Now, his exposition of his own argument is embellished by three other propositions. One is his declaration: "I do not wish happiness, I do not wish to have kingdom, na kaooke rajyao na kaooke sukhao, I do not wish to have kingdom nor the happiness". The second: "it is better for me to be killed unarmed than to kill my brethren". And the third is: ""it is known that if you destroy the Dharma, you will have no peace anywhere and you will be consign to hell".
Now, you can see that in all these three statements there is a kind of a high profile for himself. It is as if he has now become enlightened, and in that state of enlightenment, he feels quite superior. If somebody says, "I do not want kingdom, I do not want happiness, I want to renounce even if they are available to me", then naturally it is a very high superior profile for oneself, and one feel justify in one's own eyes as well as in the eyes of the others. If one says, "it is better for me to be killed unarmed, than to kill the others", again it means a very high profile for oneself, and one does not want even to defend oneself, what a special kind of abnegation! Self sacrifice of oneself! And thirdly, that there is a knowledge that if you destroy Dharma, and you become responsible for the destruction of Dharma, you will have no peace anywhere at all, and you will be consign to the hell, therefore no wise man should ever do it. So, it is attributing wisdom to himself. And to say these words
before Sri Krishna: itianususruma, he says, "we here we know, we are told of the great wisdom that if you become responsible for the destruction of Dharma, then for you there is no peace anywhere, you are consign to hell"; and then he declares, he says, "look, what a great sin we were going to commit!", and now because of this new wisdom that now has arisen in his mind, he feels that he is saved from all the evil consequences of the action that he was to going to perform.
We must know that at this stage he does not ask Sri Krishna what is His view. He has come to the conclusion on his own, and he simply says: "I shall not fight". At that stage he has no doubt in his mind that he has weight quite well the different alternatives: the duty to fight, the sin in killing his kinsmen, which thirdly leads to the destruction of Dharma. And therefore the conclusion is that he should not fight. As yet there is no sense of a conflict immediately manifested when he declares: "I shall not fight".

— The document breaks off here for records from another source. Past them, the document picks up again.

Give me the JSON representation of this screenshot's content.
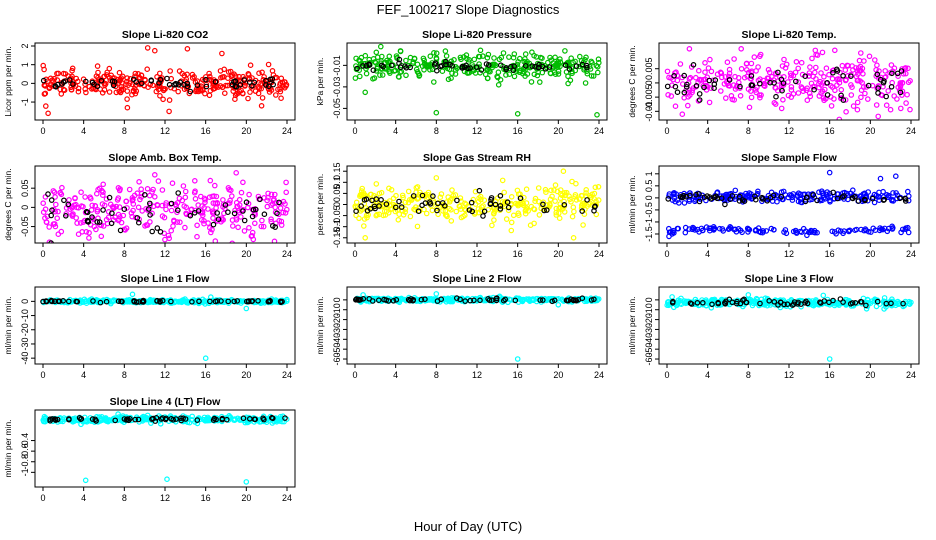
{
  "figure": {
    "title": "FEF_100217  Slope Diagnostics",
    "xlabel": "Hour of Day (UTC)"
  },
  "chart_data": [
    {
      "type": "scatter",
      "title": "Slope Li-820 CO2",
      "ylabel": "Licor ppm per min.",
      "color": "#ff0000",
      "xlim": [
        0,
        24
      ],
      "ylim": [
        -1.8,
        2.0
      ],
      "xticks": [
        0,
        4,
        8,
        12,
        16,
        20,
        24
      ],
      "yticks": [
        -1,
        0,
        1,
        2
      ],
      "center": 0.0,
      "spread": 0.35,
      "black_spread": 0.15,
      "outliers": [
        {
          "x": 10.3,
          "y": 1.9
        },
        {
          "x": 11.0,
          "y": 1.75
        },
        {
          "x": 14.2,
          "y": 1.85
        },
        {
          "x": 17.6,
          "y": 1.6
        },
        {
          "x": 0.5,
          "y": -1.6
        },
        {
          "x": 8.3,
          "y": -1.3
        },
        {
          "x": 12.4,
          "y": -1.5
        },
        {
          "x": 21.5,
          "y": -1.2
        }
      ]
    },
    {
      "type": "scatter",
      "title": "Slope Li-820 Pressure",
      "ylabel": "kPa per min.",
      "color": "#00bb00",
      "xlim": [
        0,
        24
      ],
      "ylim": [
        -0.058,
        0.008
      ],
      "xticks": [
        0,
        4,
        8,
        12,
        16,
        20,
        24
      ],
      "yticks": [
        -0.05,
        -0.03,
        -0.01
      ],
      "center": -0.011,
      "spread": 0.006,
      "black_spread": 0.002,
      "outliers": [
        {
          "x": 8.0,
          "y": -0.054
        },
        {
          "x": 16.0,
          "y": -0.055
        },
        {
          "x": 23.8,
          "y": -0.056
        },
        {
          "x": 1.0,
          "y": -0.035
        },
        {
          "x": 9.2,
          "y": -0.023
        }
      ]
    },
    {
      "type": "scatter",
      "title": "Slope Li-820 Temp.",
      "ylabel": "degrees C per min.",
      "color": "#ff00ff",
      "xlim": [
        0,
        24
      ],
      "ylim": [
        -0.012,
        0.013
      ],
      "xticks": [
        0,
        4,
        8,
        12,
        16,
        20,
        24
      ],
      "yticks": [
        -0.01,
        -0.005,
        0.0,
        0.005
      ],
      "center": 0.0,
      "spread": 0.0045,
      "black_spread": 0.003,
      "outliers": [
        {
          "x": 2.2,
          "y": 0.012
        },
        {
          "x": 7.3,
          "y": 0.012
        },
        {
          "x": 16.5,
          "y": 0.0115
        },
        {
          "x": 1.5,
          "y": -0.011
        }
      ]
    },
    {
      "type": "scatter",
      "title": "Slope Amb. Box Temp.",
      "ylabel": "degrees C per min.",
      "color": "#ff00ff",
      "xlim": [
        0,
        24
      ],
      "ylim": [
        -0.085,
        0.1
      ],
      "xticks": [
        0,
        4,
        8,
        12,
        16,
        20,
        24
      ],
      "yticks": [
        -0.05,
        0.0,
        0.05
      ],
      "center": -0.01,
      "spread": 0.035,
      "black_spread": 0.025,
      "outliers": [
        {
          "x": 11.0,
          "y": 0.085
        },
        {
          "x": 19.0,
          "y": 0.09
        },
        {
          "x": 20.5,
          "y": -0.075
        },
        {
          "x": 3.5,
          "y": -0.07
        }
      ]
    },
    {
      "type": "scatter",
      "title": "Slope Gas Stream RH",
      "ylabel": "percent per min.",
      "color": "#ffff00",
      "xlim": [
        0,
        24
      ],
      "ylim": [
        -0.16,
        0.16
      ],
      "xticks": [
        0,
        4,
        8,
        12,
        16,
        20,
        24
      ],
      "yticks": [
        -0.15,
        -0.1,
        -0.05,
        0.0,
        0.05,
        0.1,
        0.15
      ],
      "center": 0.0,
      "spread": 0.04,
      "black_spread": 0.025,
      "outliers": [
        {
          "x": 1.0,
          "y": -0.15
        },
        {
          "x": 20.5,
          "y": 0.15
        },
        {
          "x": 21.5,
          "y": -0.15
        },
        {
          "x": 8.0,
          "y": 0.12
        }
      ]
    },
    {
      "type": "scatter",
      "title": "Slope Sample Flow",
      "ylabel": "ml/min per min.",
      "color": "#0000ff",
      "xlim": [
        0,
        24
      ],
      "ylim": [
        -1.75,
        1.2
      ],
      "xticks": [
        0,
        4,
        8,
        12,
        16,
        20,
        24
      ],
      "yticks": [
        -1.5,
        -1.0,
        -0.5,
        0.0,
        0.5,
        1.0
      ],
      "center": 0.0,
      "spread": 0.12,
      "black_spread": 0.08,
      "band2_center": -1.35,
      "outliers": [
        {
          "x": 16.0,
          "y": 1.05
        },
        {
          "x": 21.0,
          "y": 0.8
        },
        {
          "x": 22.5,
          "y": 0.9
        },
        {
          "x": 0.2,
          "y": -1.6
        }
      ]
    },
    {
      "type": "scatter",
      "title": "Slope Line 1 Flow",
      "ylabel": "ml/min per min.",
      "color": "#00ffff",
      "xlim": [
        0,
        24
      ],
      "ylim": [
        -42,
        8
      ],
      "xticks": [
        0,
        4,
        8,
        12,
        16,
        20,
        24
      ],
      "yticks": [
        -40,
        -30,
        -20,
        -10,
        0
      ],
      "center": 0.0,
      "spread": 0.6,
      "black_spread": 0.3,
      "outliers": [
        {
          "x": 16.0,
          "y": -40
        },
        {
          "x": 8.8,
          "y": 5
        },
        {
          "x": 16.5,
          "y": 3
        },
        {
          "x": 20.0,
          "y": -5
        }
      ]
    },
    {
      "type": "scatter",
      "title": "Slope Line 2 Flow",
      "ylabel": "ml/min per min.",
      "color": "#00ffff",
      "xlim": [
        0,
        24
      ],
      "ylim": [
        -62,
        10
      ],
      "xticks": [
        0,
        4,
        8,
        12,
        16,
        20,
        24
      ],
      "yticks": [
        -60,
        -50,
        -40,
        -30,
        -20,
        -10,
        0
      ],
      "center": 0.0,
      "spread": 1.0,
      "black_spread": 0.8,
      "outliers": [
        {
          "x": 16.0,
          "y": -60
        },
        {
          "x": 0.8,
          "y": 5
        },
        {
          "x": 8.0,
          "y": 6
        },
        {
          "x": 20.0,
          "y": -5
        }
      ]
    },
    {
      "type": "scatter",
      "title": "Slope Line 3 Flow",
      "ylabel": "ml/min per min.",
      "color": "#00ffff",
      "xlim": [
        0,
        24
      ],
      "ylim": [
        -62,
        10
      ],
      "xticks": [
        0,
        4,
        8,
        12,
        16,
        20,
        24
      ],
      "yticks": [
        -60,
        -50,
        -40,
        -30,
        -20,
        -10,
        0
      ],
      "center": -3.0,
      "spread": 2.0,
      "black_spread": 1.5,
      "outliers": [
        {
          "x": 16.0,
          "y": -60
        },
        {
          "x": 8.0,
          "y": 5
        },
        {
          "x": 0.5,
          "y": 3
        }
      ]
    },
    {
      "type": "scatter",
      "title": "Slope Line 4 (LT) Flow",
      "ylabel": "ml/min per min.",
      "color": "#00ffff",
      "xlim": [
        0,
        24
      ],
      "ylim": [
        -1.22,
        0.12
      ],
      "xticks": [
        0,
        4,
        8,
        12,
        16,
        20,
        24
      ],
      "yticks": [
        -1.0,
        -0.8,
        -0.6,
        -0.4
      ],
      "center": 0.0,
      "spread": 0.03,
      "black_spread": 0.02,
      "outliers": [
        {
          "x": 4.2,
          "y": -1.15
        },
        {
          "x": 12.2,
          "y": -1.13
        },
        {
          "x": 20.0,
          "y": -1.18
        }
      ]
    }
  ]
}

It is only latter on, when Sri Krishna rebukes him, that is in the next chapter, in the second chapter when Sri Krishna rebukes Arjuna and says, "what kind of weakness has possessed you at this wrong hour, what kind of weakness, klaibyao, what kind of weakness has overcome your whole personality, as a result of which you speak these words? And then Sri Krishna when He starts on this note, Arjuna confesses that he is confused. And then he repeats his arguments and he says, "how can I kill Bhishma and others. That is his question. So, he confesses that there is before Bhishma, the one who was revered, the one who is so dear, how can he kill him? But at the same time, he confesses that he is savbhibhura~, he is really in a state of confusion, bewildered " , perplexed. And then he says, '115-dhi mao,(II,7) now, you rule over me and tell me what is my Dharma, what I should do?" And then follows the great teaching of the Gita which is the main substance of all the chapters of the Gita. Now we dwelt so much upon this because unless we know the question with which the Gita starts, we will not be able to appreciate the answer that comes, and the answer if very complex and unless we know the main issue we won't be able to understand the complexity of the answer.

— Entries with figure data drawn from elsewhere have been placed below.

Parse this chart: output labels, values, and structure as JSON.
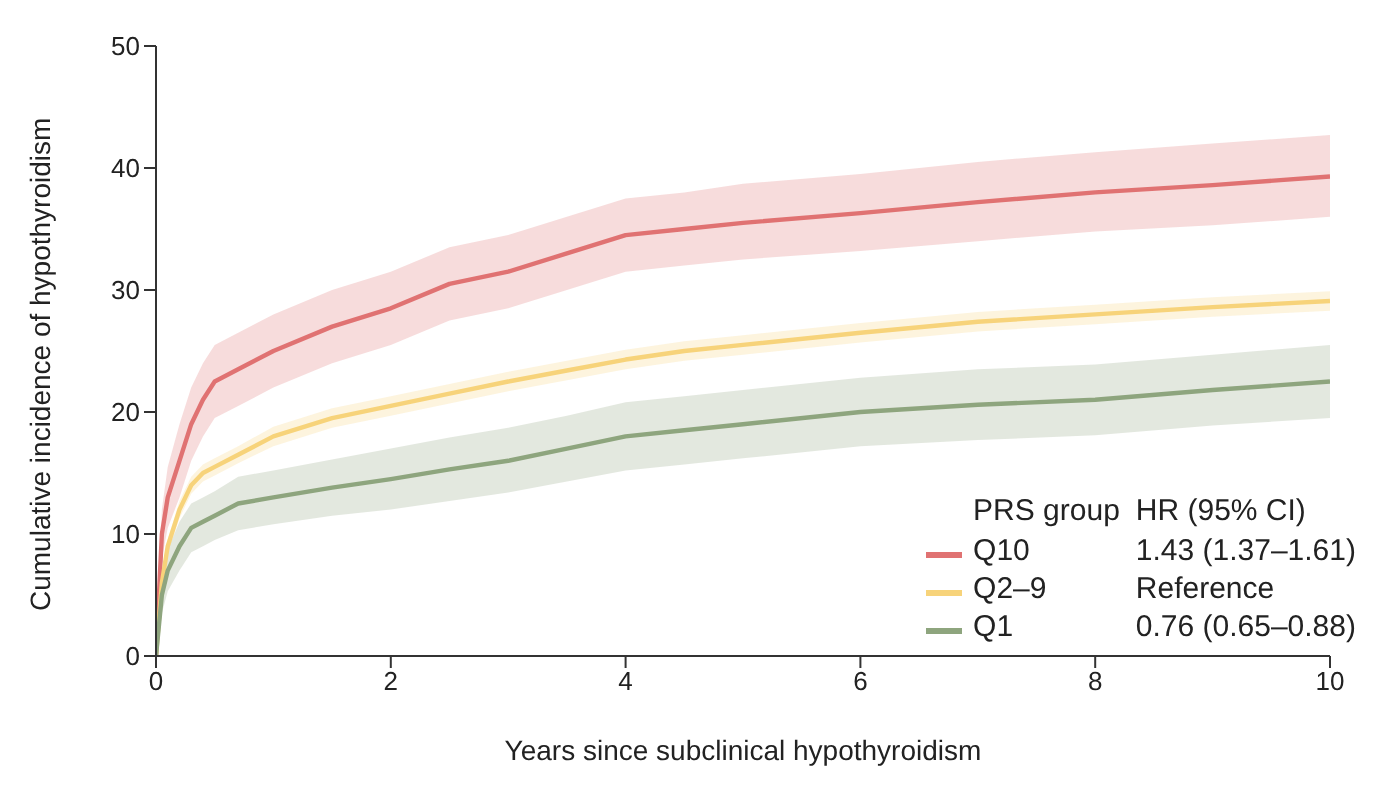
{
  "chart_data": {
    "type": "line",
    "xlabel": "Years since subclinical hypothyroidism",
    "ylabel": "Cumulative incidence of hypothyroidism",
    "x": [
      0,
      0.05,
      0.1,
      0.2,
      0.3,
      0.4,
      0.5,
      0.7,
      1,
      1.5,
      2,
      2.5,
      3,
      3.5,
      4,
      4.5,
      5,
      6,
      7,
      8,
      9,
      10
    ],
    "series": [
      {
        "name": "Q10",
        "color": "#e07272",
        "values": [
          0,
          10,
          13,
          16,
          19,
          21,
          22.5,
          23.5,
          25,
          27,
          28.5,
          30.5,
          31.5,
          33,
          34.5,
          35,
          35.5,
          36.3,
          37.2,
          38,
          38.6,
          39.3
        ],
        "lower": [
          0,
          8,
          10.5,
          13,
          16,
          18,
          19.5,
          20.5,
          22,
          24,
          25.5,
          27.5,
          28.5,
          30,
          31.5,
          32,
          32.5,
          33.2,
          34,
          34.8,
          35.3,
          36
        ],
        "upper": [
          0,
          12,
          15.5,
          19,
          22,
          24,
          25.5,
          26.5,
          28,
          30,
          31.5,
          33.5,
          34.5,
          36,
          37.5,
          38,
          38.7,
          39.5,
          40.5,
          41.3,
          42,
          42.7
        ]
      },
      {
        "name": "Q2–9",
        "color": "#f7d37a",
        "values": [
          0,
          6,
          9,
          12,
          14,
          15,
          15.5,
          16.5,
          18,
          19.5,
          20.5,
          21.5,
          22.5,
          23.4,
          24.3,
          25,
          25.5,
          26.5,
          27.4,
          28,
          28.6,
          29.1
        ],
        "lower": [
          0,
          5.5,
          8.4,
          11.3,
          13.3,
          14.3,
          14.8,
          15.8,
          17.2,
          18.7,
          19.7,
          20.7,
          21.7,
          22.6,
          23.5,
          24.2,
          24.7,
          25.7,
          26.6,
          27.2,
          27.8,
          28.3
        ],
        "upper": [
          0,
          6.5,
          9.6,
          12.7,
          14.7,
          15.7,
          16.2,
          17.2,
          18.8,
          20.3,
          21.3,
          22.3,
          23.3,
          24.2,
          25.1,
          25.8,
          26.3,
          27.3,
          28.2,
          28.8,
          29.4,
          29.9
        ]
      },
      {
        "name": "Q1",
        "color": "#8ea57e",
        "values": [
          0,
          5,
          7,
          9,
          10.5,
          11,
          11.5,
          12.5,
          13,
          13.8,
          14.5,
          15.3,
          16,
          17,
          18,
          18.5,
          19,
          20,
          20.6,
          21,
          21.8,
          22.5
        ],
        "lower": [
          0,
          3.5,
          5.3,
          7,
          8.5,
          9,
          9.5,
          10.3,
          10.8,
          11.5,
          12,
          12.7,
          13.4,
          14.3,
          15.2,
          15.7,
          16.2,
          17.2,
          17.7,
          18.1,
          18.9,
          19.5
        ],
        "upper": [
          0,
          6.5,
          8.7,
          11,
          12.5,
          13,
          13.5,
          14.7,
          15.2,
          16.1,
          17,
          17.9,
          18.7,
          19.7,
          20.8,
          21.3,
          21.8,
          22.8,
          23.5,
          23.9,
          24.7,
          25.5
        ]
      }
    ],
    "xlim": [
      0,
      10
    ],
    "xticks": [
      0,
      2,
      4,
      6,
      8,
      10
    ],
    "ylim": [
      0,
      50
    ],
    "yticks": [
      0,
      10,
      20,
      30,
      40,
      50
    ],
    "legend": "bottom right",
    "legend_title": "PRS group",
    "annotations": [
      "HR (95% CI)",
      "1.43 (1.37–1.61)",
      "Reference",
      "0.76 (0.65–0.88)"
    ]
  }
}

Now, it is this answer, which constitutes the core of the teaching of the Gita. One can go verse by verse, try to understand chapter by chapter and see how Sri Krishna leads Arjuna from one state of consciousness to the other, until at last he declares that his moha is nail oa,(XVIII,73), that all his bewilderment is finished, vanished. And then he is prepared, and he is ready to fight. It is a long, long argument. As Sri Aurobindo says, "...fluent but at the same time it is a wavy argument".